O francês teria de assumir o papel de patrão da defesa mas foi por ele, e com muito mérito do Manchester City, que começou a cair a resistência do Real Madrid: dando sequência a uma melhor entrada no jogo, e numa fase em que os espanhóis ainda mal tinham passado a linha de meio-campo com bola, a pressão alta das unidades da frente deu resultado, Varane deixou-se antecipar por Gabriel Jesus após um passe à queima de Courtois e Sterling só teve de encostar para inaugurar o marcador (9′). Os espanhóis começaram mal e por pouco não ficaram pior, num início desastroso e com a defesa a meter água por todos os lados como aconteceu aos 15′: Sterling recebeu em linha um passe longo pela descoordenação entre centrais entre o “sobe ou fica”, virou-se para a baliza, teve todo o tempo para preparar o remate e atirou perto da trave num lance que teria acabado com a eliminatória.

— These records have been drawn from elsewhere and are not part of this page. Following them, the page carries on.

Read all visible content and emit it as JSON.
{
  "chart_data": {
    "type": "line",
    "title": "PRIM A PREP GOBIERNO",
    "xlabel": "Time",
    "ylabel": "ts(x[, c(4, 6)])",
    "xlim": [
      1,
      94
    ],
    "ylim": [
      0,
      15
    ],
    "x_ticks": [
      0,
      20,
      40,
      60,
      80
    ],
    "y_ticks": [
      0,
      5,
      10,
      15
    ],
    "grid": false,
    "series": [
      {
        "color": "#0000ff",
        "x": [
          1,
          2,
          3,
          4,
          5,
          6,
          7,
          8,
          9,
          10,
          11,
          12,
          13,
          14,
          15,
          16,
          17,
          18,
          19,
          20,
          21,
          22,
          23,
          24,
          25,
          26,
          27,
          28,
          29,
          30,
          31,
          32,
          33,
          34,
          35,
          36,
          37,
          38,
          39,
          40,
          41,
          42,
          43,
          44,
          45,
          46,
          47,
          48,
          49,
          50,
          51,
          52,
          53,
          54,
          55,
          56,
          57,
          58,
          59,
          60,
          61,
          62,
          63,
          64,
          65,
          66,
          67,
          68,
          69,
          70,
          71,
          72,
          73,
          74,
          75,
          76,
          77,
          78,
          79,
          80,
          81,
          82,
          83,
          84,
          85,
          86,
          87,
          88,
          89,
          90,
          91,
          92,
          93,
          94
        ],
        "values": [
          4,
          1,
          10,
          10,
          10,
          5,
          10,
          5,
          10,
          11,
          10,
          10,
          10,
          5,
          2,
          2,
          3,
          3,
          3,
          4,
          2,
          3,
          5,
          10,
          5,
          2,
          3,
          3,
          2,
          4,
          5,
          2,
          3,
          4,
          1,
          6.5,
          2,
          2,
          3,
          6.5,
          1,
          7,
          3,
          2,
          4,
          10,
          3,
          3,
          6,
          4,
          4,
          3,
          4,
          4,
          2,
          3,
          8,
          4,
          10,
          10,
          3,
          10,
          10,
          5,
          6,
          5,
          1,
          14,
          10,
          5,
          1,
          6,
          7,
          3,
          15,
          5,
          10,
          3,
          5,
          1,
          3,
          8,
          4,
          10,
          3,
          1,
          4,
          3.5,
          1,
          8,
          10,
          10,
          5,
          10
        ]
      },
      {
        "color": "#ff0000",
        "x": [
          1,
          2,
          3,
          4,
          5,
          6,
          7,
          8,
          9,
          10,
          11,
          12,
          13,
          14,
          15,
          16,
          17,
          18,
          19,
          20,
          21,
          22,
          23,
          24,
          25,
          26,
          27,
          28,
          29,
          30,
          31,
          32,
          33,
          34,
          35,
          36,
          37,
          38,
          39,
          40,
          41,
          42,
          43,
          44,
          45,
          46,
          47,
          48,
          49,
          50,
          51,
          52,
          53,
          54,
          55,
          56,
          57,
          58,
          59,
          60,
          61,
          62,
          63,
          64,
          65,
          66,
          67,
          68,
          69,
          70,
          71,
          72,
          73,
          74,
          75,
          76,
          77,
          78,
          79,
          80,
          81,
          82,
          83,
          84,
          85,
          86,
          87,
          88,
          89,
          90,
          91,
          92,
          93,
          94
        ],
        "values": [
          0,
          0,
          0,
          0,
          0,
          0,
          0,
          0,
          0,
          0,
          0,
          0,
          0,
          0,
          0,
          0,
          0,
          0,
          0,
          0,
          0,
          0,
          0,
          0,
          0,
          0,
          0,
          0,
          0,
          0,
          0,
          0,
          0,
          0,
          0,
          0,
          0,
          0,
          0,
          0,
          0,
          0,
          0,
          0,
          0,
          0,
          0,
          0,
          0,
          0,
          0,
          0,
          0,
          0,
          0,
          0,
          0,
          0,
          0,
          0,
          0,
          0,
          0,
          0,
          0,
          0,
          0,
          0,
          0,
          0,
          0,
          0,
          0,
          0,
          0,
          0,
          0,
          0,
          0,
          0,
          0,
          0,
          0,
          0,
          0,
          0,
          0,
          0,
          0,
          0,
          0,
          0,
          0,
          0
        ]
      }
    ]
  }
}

Aos poucos, Casemiro começou a agarrar mais no meio-campo, Modric e Kroos tiveram bola para controlarem os momentos com outra definição e o Real Madrid provou durante 15 minutos que é um gato com pelo menos sete vidas: após assistência de Hazard entre linhas, Benzema recebeu e rematou para grande defesa de Ederson para canto (21′); logo a seguir foi o belga a arriscar a meia distância para nova intervenção segura do brasileiro (23′); e o empate chegou mesmo pelo suspeito do costume, Benzema, a cabecear entre Fernandinho e Laporte na área depois de uma grande jogada de Rodrygo pela direita do ataque, onde ganhou um dos raros duelos contra João Cancelo (28′). Percebeu-se que o Manchester City tremeu com esse golo mas o Real Madrid não conseguiu capitalizar aí esse momento, chegando ao intervalo empatado apenas porque Courtois conseguiu defender para a frente uma tentativa de longe de João Cancelo (36′) e Foden, após erro do guarda-redes belga, atirou ao lado (42′).

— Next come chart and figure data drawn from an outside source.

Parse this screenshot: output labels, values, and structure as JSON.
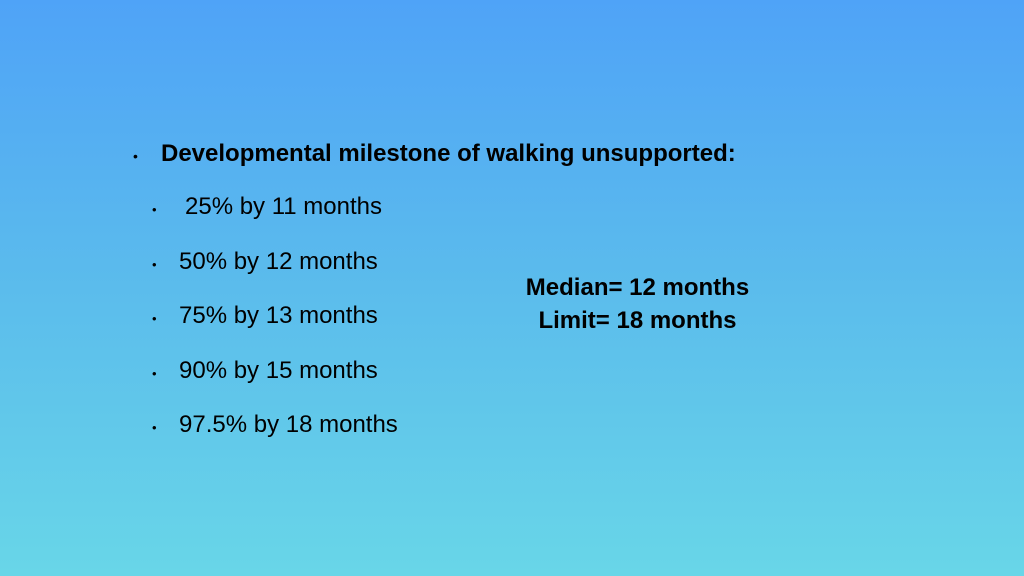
{
  "slide": {
    "heading": "Developmental milestone of walking unsupported:",
    "items": [
      "25% by 11 months",
      "50% by 12 months",
      "75% by 13 months",
      "90% by 15 months",
      "97.5% by 18 months"
    ],
    "median": "Median= 12 months",
    "limit": "Limit= 18 months"
  }
}
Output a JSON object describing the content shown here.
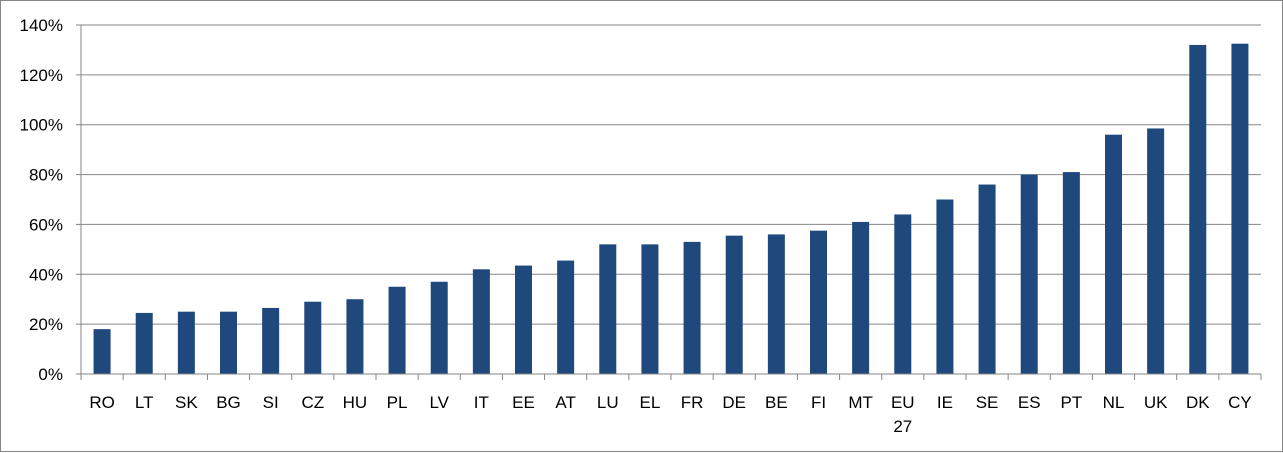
{
  "chart_data": {
    "type": "bar",
    "title": "",
    "xlabel": "",
    "ylabel": "",
    "ylim": [
      0,
      140
    ],
    "y_tick_step": 20,
    "y_tick_format": "percent",
    "grid": "horizontal",
    "legend": "none",
    "bar_color": "#1F497D",
    "gridline_color": "#868686",
    "categories": [
      "RO",
      "LT",
      "SK",
      "BG",
      "SI",
      "CZ",
      "HU",
      "PL",
      "LV",
      "IT",
      "EE",
      "AT",
      "LU",
      "EL",
      "FR",
      "DE",
      "BE",
      "FI",
      "MT",
      "EU 27",
      "IE",
      "SE",
      "ES",
      "PT",
      "NL",
      "UK",
      "DK",
      "CY"
    ],
    "values": [
      18,
      24.5,
      25,
      25,
      26.5,
      29,
      30,
      35,
      37,
      42,
      43.5,
      45.5,
      52,
      52,
      53,
      55.5,
      56,
      57.5,
      61,
      64,
      70,
      76,
      80,
      81,
      96,
      98.5,
      132,
      132.5
    ]
  }
}
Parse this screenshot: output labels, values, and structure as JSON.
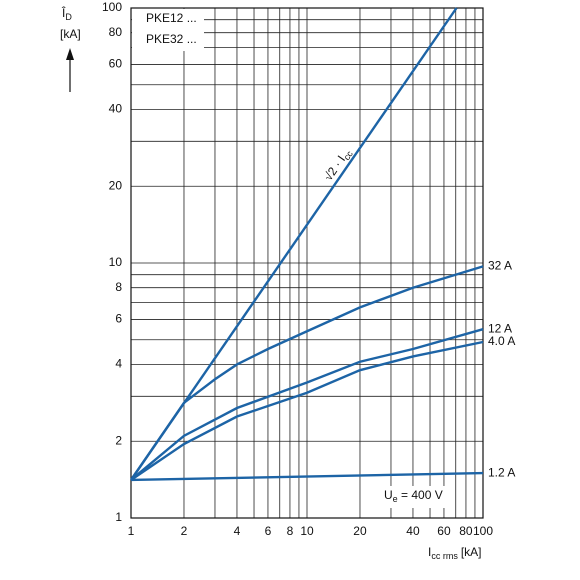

O segundo tempo voltou a ter um Manchester City com maior capacidade de pressão que condicionava todo o jogo do Real Madrid, com De Bruyne a conseguir chegar a zonas mais adiantadas do campo e com Sterling e Gabriel Jesus a terem boas oportunidades para recolocarem os ingleses de novo na frente, antes de voltar o equilíbrio e até outra capacidade dos espanhóis para chegarem à área tendo Benzema como principal referência ofensiva. Ou seja, jogo aberto, eliminatória em aberto, decisão em aberto e dois guarda-redes, Courtois e Ederson, a brilharem em vários lances, sobretudo num em que Gabriel Jesus deixou para trás Éder Militão numa rotação na área antes de uma soberba defesa do belga com a ponta dos dedos para canto. E seria Varane a “decidir” outra vez.

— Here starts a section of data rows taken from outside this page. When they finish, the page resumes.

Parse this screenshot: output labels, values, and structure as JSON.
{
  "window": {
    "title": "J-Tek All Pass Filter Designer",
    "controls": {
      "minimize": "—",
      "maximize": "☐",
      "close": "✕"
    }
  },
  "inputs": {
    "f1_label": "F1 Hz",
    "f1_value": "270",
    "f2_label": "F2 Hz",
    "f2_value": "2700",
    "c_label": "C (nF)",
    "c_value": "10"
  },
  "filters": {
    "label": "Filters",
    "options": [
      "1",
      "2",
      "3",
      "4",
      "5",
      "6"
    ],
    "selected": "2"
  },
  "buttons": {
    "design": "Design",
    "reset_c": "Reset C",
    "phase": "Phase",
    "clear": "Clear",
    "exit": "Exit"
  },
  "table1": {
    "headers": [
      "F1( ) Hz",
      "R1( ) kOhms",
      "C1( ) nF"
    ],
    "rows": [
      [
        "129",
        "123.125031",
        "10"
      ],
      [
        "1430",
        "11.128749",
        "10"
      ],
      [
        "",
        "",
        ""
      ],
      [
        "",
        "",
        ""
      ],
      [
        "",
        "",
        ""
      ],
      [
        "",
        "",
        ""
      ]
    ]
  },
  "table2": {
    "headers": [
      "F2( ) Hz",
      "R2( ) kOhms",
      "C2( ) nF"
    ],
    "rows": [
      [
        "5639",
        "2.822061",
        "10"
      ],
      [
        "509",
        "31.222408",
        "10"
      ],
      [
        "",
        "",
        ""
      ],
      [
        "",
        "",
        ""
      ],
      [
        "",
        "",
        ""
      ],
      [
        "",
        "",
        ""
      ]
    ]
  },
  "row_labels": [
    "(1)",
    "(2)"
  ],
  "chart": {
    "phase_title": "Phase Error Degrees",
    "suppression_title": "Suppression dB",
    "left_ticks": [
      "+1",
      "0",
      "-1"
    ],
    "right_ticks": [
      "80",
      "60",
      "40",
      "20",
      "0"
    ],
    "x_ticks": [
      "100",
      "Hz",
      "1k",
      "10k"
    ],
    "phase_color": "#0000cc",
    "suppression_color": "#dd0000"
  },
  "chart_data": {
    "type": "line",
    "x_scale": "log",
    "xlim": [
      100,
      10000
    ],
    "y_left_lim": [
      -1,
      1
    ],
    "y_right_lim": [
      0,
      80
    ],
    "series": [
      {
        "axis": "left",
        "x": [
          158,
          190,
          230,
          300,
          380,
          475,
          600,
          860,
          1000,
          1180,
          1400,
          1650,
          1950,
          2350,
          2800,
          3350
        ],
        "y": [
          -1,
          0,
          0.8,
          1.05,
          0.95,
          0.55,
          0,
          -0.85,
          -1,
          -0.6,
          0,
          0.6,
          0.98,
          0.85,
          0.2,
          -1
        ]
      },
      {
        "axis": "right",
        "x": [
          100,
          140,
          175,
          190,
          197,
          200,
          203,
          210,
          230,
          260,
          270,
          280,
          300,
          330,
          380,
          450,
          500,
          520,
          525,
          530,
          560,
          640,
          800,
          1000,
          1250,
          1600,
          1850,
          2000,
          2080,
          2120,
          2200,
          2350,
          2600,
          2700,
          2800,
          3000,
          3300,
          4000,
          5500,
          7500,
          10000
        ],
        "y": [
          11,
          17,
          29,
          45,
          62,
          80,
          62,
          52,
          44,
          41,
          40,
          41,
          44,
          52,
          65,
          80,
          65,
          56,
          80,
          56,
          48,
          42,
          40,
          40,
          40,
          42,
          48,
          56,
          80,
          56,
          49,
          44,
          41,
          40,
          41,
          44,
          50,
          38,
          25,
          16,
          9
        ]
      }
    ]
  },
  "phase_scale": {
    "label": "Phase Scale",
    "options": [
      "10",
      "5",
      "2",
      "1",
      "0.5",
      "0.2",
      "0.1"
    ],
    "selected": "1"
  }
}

Em mais um erro “anormal” para um (tri)campeão europeu de clubes e mundial de seleções, que chegou ao Real Madrid ainda com 18 anos e fez uma carreira em ascensão ao longo de nove temporadas para se tornar um dos melhores centrais da atualidade, Varane deu a possibilidade a Gabriel Jesus para fazer o 2-1 e selar em definitivo a eliminatória. Os merengues ainda tinham mais do que capacidade para dar a volta e chegar ao 3-2 mas a equipa acusou em demasia mais um erro e a cara do próprio Sergio Ramos na bancada dizia tudo: o Manchester City tinha passagem marcada para Lisboa, com mais um triunfo frente aos espanhóis. Over and out.